Already in the gunsights of the media simply for having an ‘R’ after his name, the 50-year hatred of conservatives that broke into a full-blown tantrum that December still is alive and well in 2009. Even when Bush still was governor of Texas, a book was published alleging that he had abused cocaine. Then five days before the 2000 election, a Democrat operative in Maine revealed a harmless 1976 DUI arrest that almost derailed Bush. And thus the years of lies, distortions and scorched-earth attacks were underway.


For instance, the media called reduced tax rates on all Americans “Bush tax cuts for the rich”. His strategy to defeat terrorists at home using the Patriot Act was repeatedly called unconstitutional and illegal. Yet even when he took a turn to the left, signing into law the biggest entitlement increase in 40 years in the Medicare prescription drug program, liberals gave him virtually no credit, while he lost standing among conservatives, leading to his eventual fall in the polls. Ronald Reagan’s 11th Commandment – “Thou shalt not criticize a fellow Republican” – was history.


What the record shows is that throughout his tenure Bush, like all Republicans, not only received insistently negative press, but never was given the benefit of the doubt. And that is difference between Democrats and Republicans. From time to time, Democrats may too get bad press, but they always get the benefit of the doubt, while Republicans never do which leads to the day-to-day nagging that the press laid on Bush.


But the real story of the Bush presidency began on 9/11, with the media template set that day. On 9/11, the big stories of summer 2001 – crowded airports and congressman Gary Condit’s affair with the disappeared Chandra Levy – quickly evaporated. Who could forget Bush’s alarmed eyes as he was interrupted from reading The Pet Goat to schoolchildren in Sarasota, Florida and heard the news that a plane had hit the World Trade Center in New York?
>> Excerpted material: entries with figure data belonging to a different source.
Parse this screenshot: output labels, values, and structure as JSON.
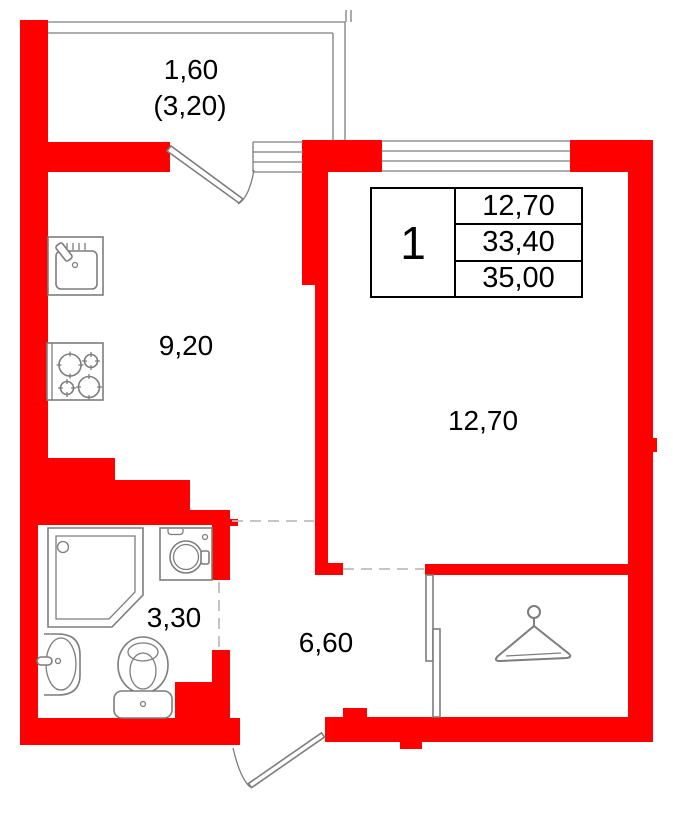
{
  "colors": {
    "wall": "#ff0000",
    "line": "#7d7d7d",
    "dash": "#bdbdbd",
    "text": "#000000",
    "background": "#ffffff"
  },
  "rooms": {
    "balcony": {
      "area": "1,60",
      "area_full": "(3,20)"
    },
    "kitchen": {
      "area": "9,20"
    },
    "living_room": {
      "area": "12,70"
    },
    "bathroom": {
      "area": "3,30"
    },
    "hallway": {
      "area": "6,60"
    }
  },
  "info_table": {
    "rooms_count": "1",
    "living_area": "12,70",
    "living_space": "33,40",
    "total_area": "35,00"
  },
  "icons": [
    "kitchen-sink-icon",
    "stove-icon",
    "shower-cabin-icon",
    "washing-machine-icon",
    "washbasin-icon",
    "toilet-icon",
    "clothes-hanger-icon",
    "balcony-door-icon",
    "entrance-door-icon",
    "sliding-door-icon",
    "window-icon",
    "balcony-railing-icon"
  ]
}
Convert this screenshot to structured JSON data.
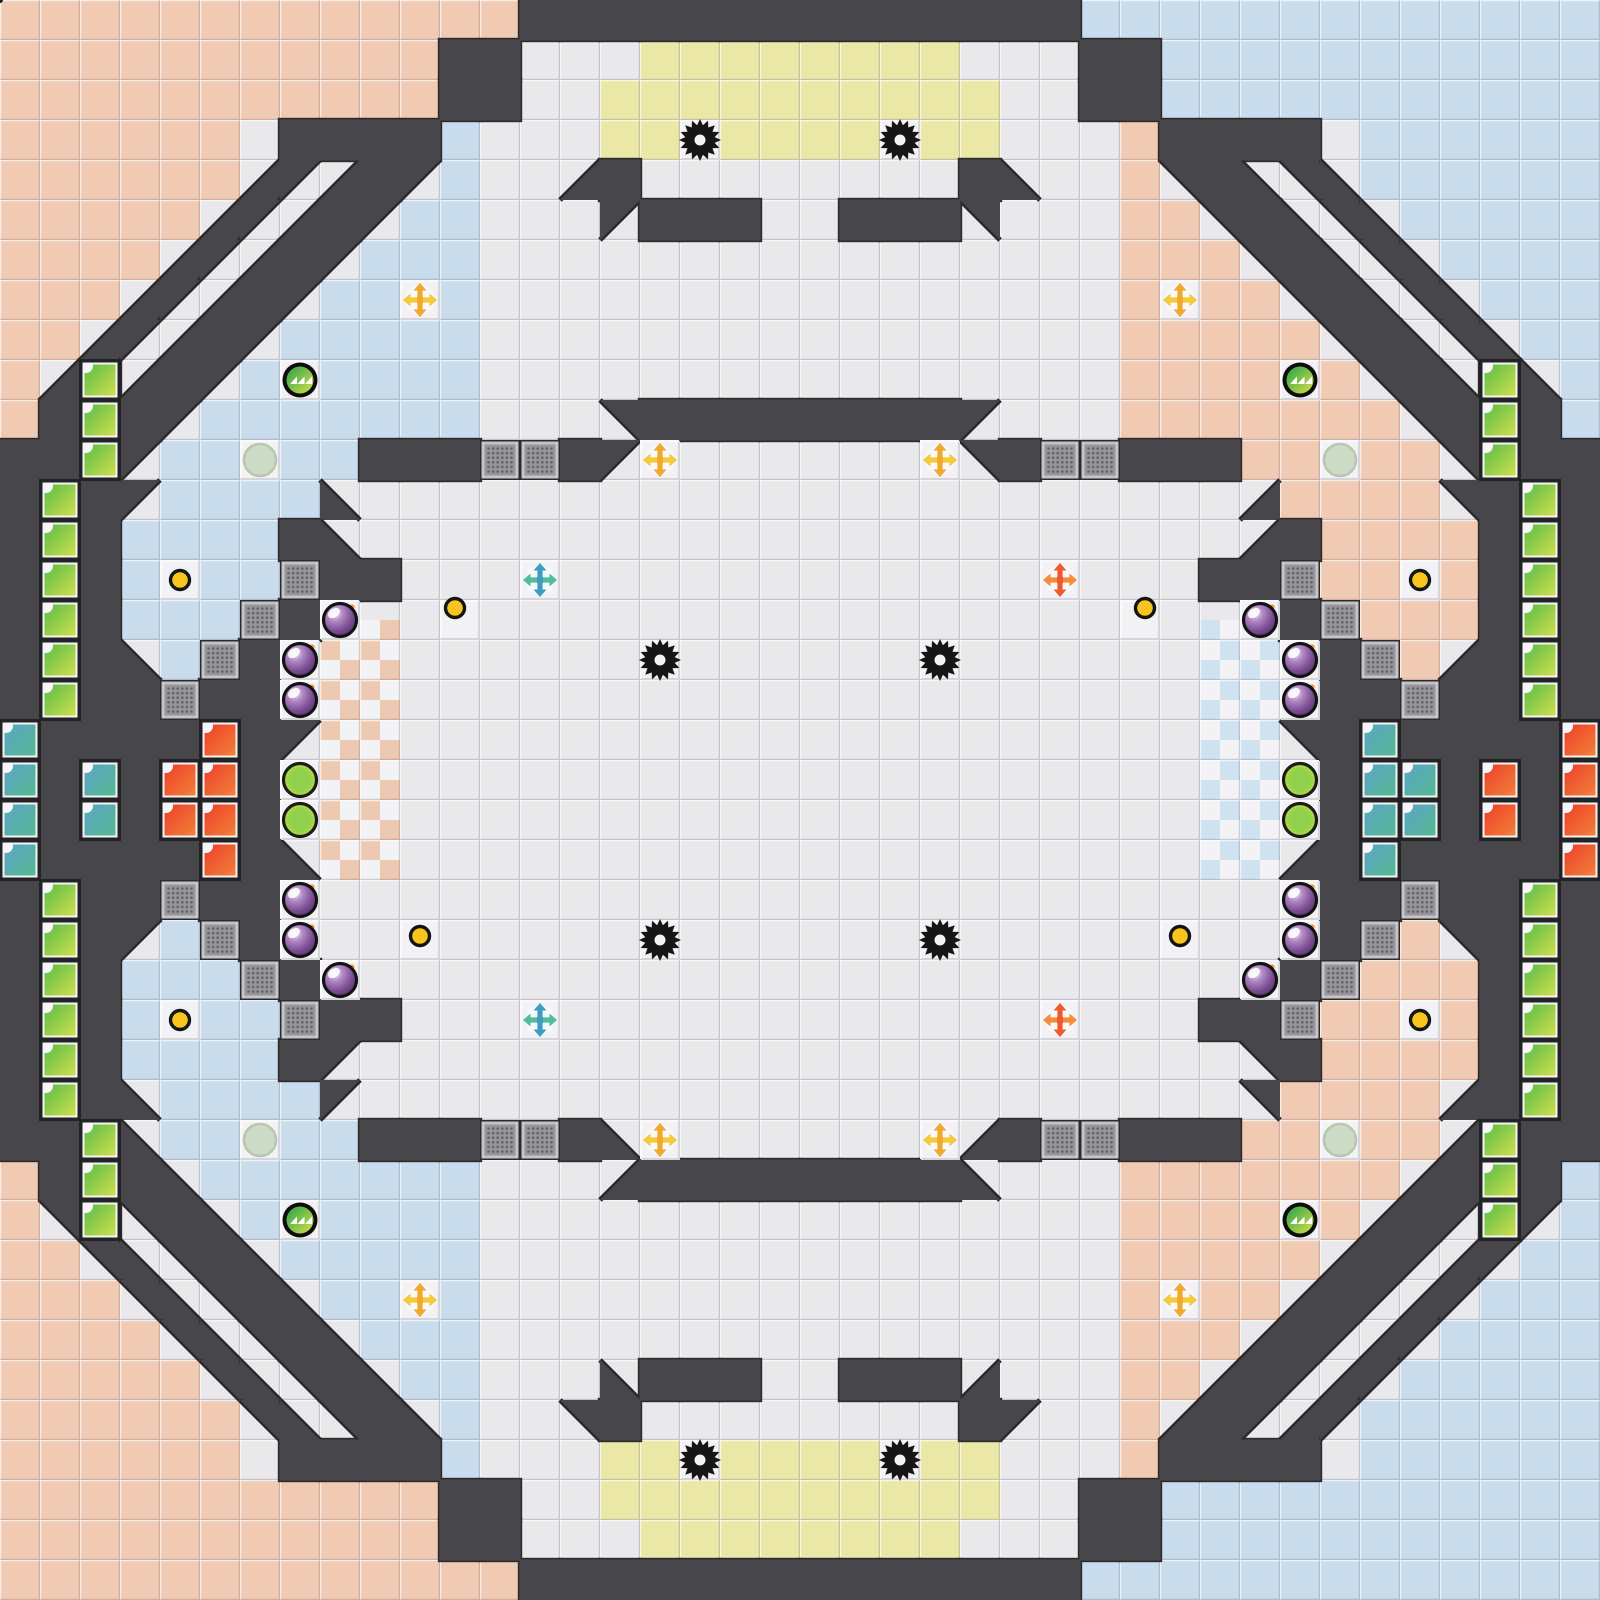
{
  "meta": {
    "app": "tile-arena-game-map",
    "view": "full-map-overview",
    "visible_text": [],
    "grid": {
      "tile_size": 40,
      "cols": 40,
      "rows": 40,
      "width_px": 1600,
      "height_px": 1600
    }
  },
  "colors": {
    "floor": "#e9e9ec",
    "white_tile": "#f2f2f4",
    "salmon": "#f1cab4",
    "blue": "#c8dcec",
    "yellow": "#eae7a7",
    "wall": "#47474b",
    "wall_outline": "#2b2b2e",
    "bevel_light": "rgba(255,255,255,0.65)",
    "bevel_dark": "rgba(122,122,140,0.33)",
    "checker_base": "#f3f3f5",
    "checker_salmon": "#eec9b2",
    "checker_blue": "#cfe2f0",
    "gate_frame": "#c4c4c8",
    "gate_inner": "#95959a",
    "gate_dots": "#62626a",
    "spike": "#161616",
    "bomb_ring": "#131313",
    "bomb_spark": "#f49423",
    "button_fill": "#f7c51e",
    "flag_yellow": "#f4d516",
    "boost_yellow_v": "#f0a929",
    "boost_yellow_h": "#f6c93a",
    "boost_teal_v": "#3e9dc2",
    "boost_teal_h": "#4fbd9a",
    "boost_orange_v": "#ee5a2c",
    "boost_orange_h": "#f58a3a",
    "tile_teal_a": "#5ba4c8",
    "tile_teal_b": "#55b890",
    "tile_red_a": "#ee3e2a",
    "tile_red_b": "#f28038",
    "tile_green_a": "#58bb48",
    "tile_green_b": "#cfe04d",
    "powerup_a": "#28a24b",
    "powerup_b": "#d8e049",
    "lime_outer": "#dde23d",
    "lime_inner": "#8fd24a",
    "pale_fill": "#cdddc5",
    "pale_ring": "#b7c7b1"
  },
  "map": {
    "legend": {
      "s": "salmon-tile",
      "b": "blue-tile",
      "y": "yellow-tile",
      "w": "white-tile",
      ".": "base-floor",
      "#": "wall",
      "G": "gate-tile",
      "1": "wall-triangle-nw",
      "2": "wall-triangle-ne",
      "3": "wall-triangle-se",
      "4": "wall-triangle-sw"
    },
    "symmetry": {
      "note": "quadrant = top-left 20x20; right half mirrored with salmon/blue swap; bottom half mirrored vertically",
      "swap_x": {
        "s": "b",
        "b": "s",
        "1": "2",
        "2": "1",
        "3": "4",
        "4": "3"
      },
      "swap_y": {
        "1": "4",
        "4": "1",
        "2": "3",
        "3": "2"
      }
    },
    "quadrant": [
      "sssssssssssss#######",
      "sssssssssss##...yyyy",
      "sssssssssss##..yyyyy",
      "ssssss.####b...yywyy",
      "ssssss313#1b..3#....",
      "sssss313#1bb...1###.",
      "ssss313#1bbb........",
      "sss313#1bbwb........",
      "ss313#1bbbbb........",
      "s3#3#1bwbbbb........",
      "s###1bbbbbbb...2####",
      "###1bbwbb###GG#1....",
      "###1bbbb4...........",
      "###bbbb#4...........",
      "###bwbbG##..........",
      "###bbbG#w...........",
      "###4bG#w............",
      "####G##w............",
      "#######1............",
      "#######w............"
    ]
  },
  "checker_regions": [
    {
      "x": 320,
      "y": 620,
      "w": 80,
      "h": 260,
      "square": 20,
      "color_key": "checker_salmon",
      "phase": 1
    },
    {
      "x": 1200,
      "y": 620,
      "w": 80,
      "h": 260,
      "square": 20,
      "color_key": "checker_blue",
      "phase": 0
    }
  ],
  "niche_tiles": [
    {
      "color": "green",
      "cells": [
        [
          2,
          9
        ],
        [
          2,
          10
        ],
        [
          2,
          11
        ],
        [
          1,
          12
        ],
        [
          1,
          13
        ],
        [
          1,
          14
        ],
        [
          1,
          15
        ],
        [
          1,
          16
        ],
        [
          1,
          17
        ],
        [
          1,
          22
        ],
        [
          1,
          23
        ],
        [
          1,
          24
        ],
        [
          1,
          25
        ],
        [
          1,
          26
        ],
        [
          1,
          27
        ],
        [
          2,
          28
        ],
        [
          2,
          29
        ],
        [
          2,
          30
        ],
        [
          37,
          9
        ],
        [
          37,
          10
        ],
        [
          37,
          11
        ],
        [
          38,
          12
        ],
        [
          38,
          13
        ],
        [
          38,
          14
        ],
        [
          38,
          15
        ],
        [
          38,
          16
        ],
        [
          38,
          17
        ],
        [
          38,
          22
        ],
        [
          38,
          23
        ],
        [
          38,
          24
        ],
        [
          38,
          25
        ],
        [
          38,
          26
        ],
        [
          38,
          27
        ],
        [
          37,
          28
        ],
        [
          37,
          29
        ],
        [
          37,
          30
        ]
      ]
    },
    {
      "color": "teal",
      "cells": [
        [
          0,
          18
        ],
        [
          0,
          19
        ],
        [
          0,
          20
        ],
        [
          0,
          21
        ],
        [
          2,
          19
        ],
        [
          2,
          20
        ],
        [
          34,
          18
        ],
        [
          34,
          19
        ],
        [
          34,
          20
        ],
        [
          34,
          21
        ],
        [
          35,
          19
        ],
        [
          35,
          20
        ]
      ]
    },
    {
      "color": "red",
      "cells": [
        [
          5,
          18
        ],
        [
          5,
          19
        ],
        [
          5,
          20
        ],
        [
          5,
          21
        ],
        [
          4,
          19
        ],
        [
          4,
          20
        ],
        [
          39,
          18
        ],
        [
          39,
          19
        ],
        [
          39,
          20
        ],
        [
          39,
          21
        ],
        [
          37,
          19
        ],
        [
          37,
          20
        ]
      ]
    }
  ],
  "entities": {
    "flag": [
      {
        "x": 800,
        "y": 340,
        "team": "yellow"
      }
    ],
    "spikes": [
      [
        700,
        140
      ],
      [
        900,
        140
      ],
      [
        660,
        660
      ],
      [
        940,
        660
      ],
      [
        660,
        940
      ],
      [
        940,
        940
      ],
      [
        700,
        1460
      ],
      [
        900,
        1460
      ]
    ],
    "bombs": [
      [
        340,
        620
      ],
      [
        300,
        660
      ],
      [
        300,
        700
      ],
      [
        300,
        900
      ],
      [
        300,
        940
      ],
      [
        340,
        980
      ],
      [
        1260,
        620
      ],
      [
        1300,
        660
      ],
      [
        1300,
        700
      ],
      [
        1300,
        900
      ],
      [
        1300,
        940
      ],
      [
        1260,
        980
      ]
    ],
    "boosts_yellow": [
      [
        420,
        300
      ],
      [
        1180,
        300
      ],
      [
        660,
        460
      ],
      [
        940,
        460
      ],
      [
        660,
        1140
      ],
      [
        940,
        1140
      ],
      [
        420,
        1300
      ],
      [
        1180,
        1300
      ]
    ],
    "boosts_teal": [
      [
        540,
        580
      ],
      [
        540,
        1020
      ]
    ],
    "boosts_orange": [
      [
        1060,
        580
      ],
      [
        1060,
        1020
      ]
    ],
    "powerups_green": [
      [
        300,
        380
      ],
      [
        1300,
        380
      ],
      [
        300,
        1220
      ],
      [
        1300,
        1220
      ]
    ],
    "lime_orbs": [
      [
        300,
        780
      ],
      [
        300,
        820
      ],
      [
        1300,
        780
      ],
      [
        1300,
        820
      ]
    ],
    "pale_orbs": [
      [
        260,
        460
      ],
      [
        1340,
        460
      ],
      [
        260,
        1140
      ],
      [
        1340,
        1140
      ]
    ],
    "buttons": [
      [
        180,
        580
      ],
      [
        1420,
        580
      ],
      [
        180,
        1020
      ],
      [
        1420,
        1020
      ],
      [
        455,
        608
      ],
      [
        1145,
        608
      ],
      [
        420,
        936
      ],
      [
        1180,
        936
      ]
    ]
  }
}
Obviously Bush knew that his presidency never would be the same. Indisposed to return immediately to Washington in those uncertain hours and staying aloft on Air Force One during that day, the media, even in a time of crisis, ramped up their attacks against “coward” Bush. The so-called national unity that the media insistently touted after 9/11 was nothing of the sort. The sniping at Bush started on his inauguration day, continued on 9/11 and then throughout the rest of his presidency.